Le logiciel prévu n’est pas strictement un système de localisation, puisqu’il ne collecte pas les signaux de localisation individuels et ne suit pas les mouvements du téléphone.
Au lieu de cela, chaque fois que des utilisateurs de téléphones cellulaires dotés de la technologie activée se trouvent à proximité les uns des autres, leurs téléphones recueillent un numéro d’identification aléatoire associé à l’autre personne.
Ces numéros d’identification changent environ toutes les 15 minutes. Les informations issues de ces contacts de personne à personne sont collectées et stockées sur les téléphones individuels et non dans une base de données centralisée.
Si une personne est diagnostiquée avec le COVID-19, cette personne ou son médecin peut télécharger les informations d’identification vers un système central mis en place par une autorité sanitaire, ce qui permet d’avertir toute personne dont on sait qu’elle a été en contact avec la personne infectée.
Bien que la recherche des contacts semble mieux protéger les informations des utilisateurs que les formes de localisation, les critiques font état de problèmes de confidentialité, notamment de piratage.
Notez que la possibilité de refuser le traçage des contacts entraînera une utilisation moindre.
➽ De nombreux lecteurs connaissent l’utilisation des pings de localisation dans le cadre des enquêtes :
- menées par les forces de l’ordre
- pour aider les parents à suivre les allées et venues de leurs enfants
Pour chacune de ces utilisations, les débats se poursuivent sur les avantages et les commodités offerts par rapport à la perte de vie privée qui en résulte.
➽ Mise en garde
Il existe des applications-espionnes qu’un de vos proches peut installer de manière invisible dans votre téléphone.

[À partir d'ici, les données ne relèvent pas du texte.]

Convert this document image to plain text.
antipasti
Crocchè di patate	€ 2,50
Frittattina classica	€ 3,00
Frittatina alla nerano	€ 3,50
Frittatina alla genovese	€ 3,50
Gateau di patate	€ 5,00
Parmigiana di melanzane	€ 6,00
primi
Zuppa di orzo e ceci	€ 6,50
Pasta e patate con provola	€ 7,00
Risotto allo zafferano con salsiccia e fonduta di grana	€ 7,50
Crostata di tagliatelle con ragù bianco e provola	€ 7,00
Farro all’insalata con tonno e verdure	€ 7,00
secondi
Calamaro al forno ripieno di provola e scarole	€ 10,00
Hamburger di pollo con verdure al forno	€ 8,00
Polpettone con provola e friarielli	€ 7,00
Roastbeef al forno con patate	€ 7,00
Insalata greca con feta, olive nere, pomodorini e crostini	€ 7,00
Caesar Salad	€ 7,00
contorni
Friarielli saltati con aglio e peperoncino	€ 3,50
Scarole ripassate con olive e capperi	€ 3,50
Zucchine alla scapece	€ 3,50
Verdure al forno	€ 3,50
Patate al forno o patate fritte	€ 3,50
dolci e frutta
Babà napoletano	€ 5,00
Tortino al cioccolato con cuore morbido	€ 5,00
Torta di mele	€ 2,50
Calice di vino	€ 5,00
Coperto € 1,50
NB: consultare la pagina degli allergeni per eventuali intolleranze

Elles rappatrient ensuite vos mots de passe mais aussi vos discussions sur les réseaux sociaux et vos SMS/MMS.
- Cette application est la plus sûre d’entre toutes.
- Celle-là peut en plus enregistrer vos communications téléphoniques, mais uniquement sur un Android rooté.
Conclusion
Le téléphone portable a désormais atteint le statut protégé d’une résidence privée ou d’un appendice corporel, car il stocke tellement d’informations sur son propriétaire qu’il mérite une protection constitutionnelle exigeant que le gouvernement obtienne votre consentement ou un mandat de perquisition fondé sur une cause probable.
Malheureusement, aujourd’hui le secteur privé n’a pas besoin d’un mandat de perquisition pour demander vos données, et rien n’empêche les entreprises de suivre les mouvements précis de centaines de millions de gens et de vendre des copies de cet ensemble de données à quiconque peut en payer le prix.
N’oubliez pas que si votre téléphone portable est allumé, quelqu’un, quelque part, collecte des informations sur vous.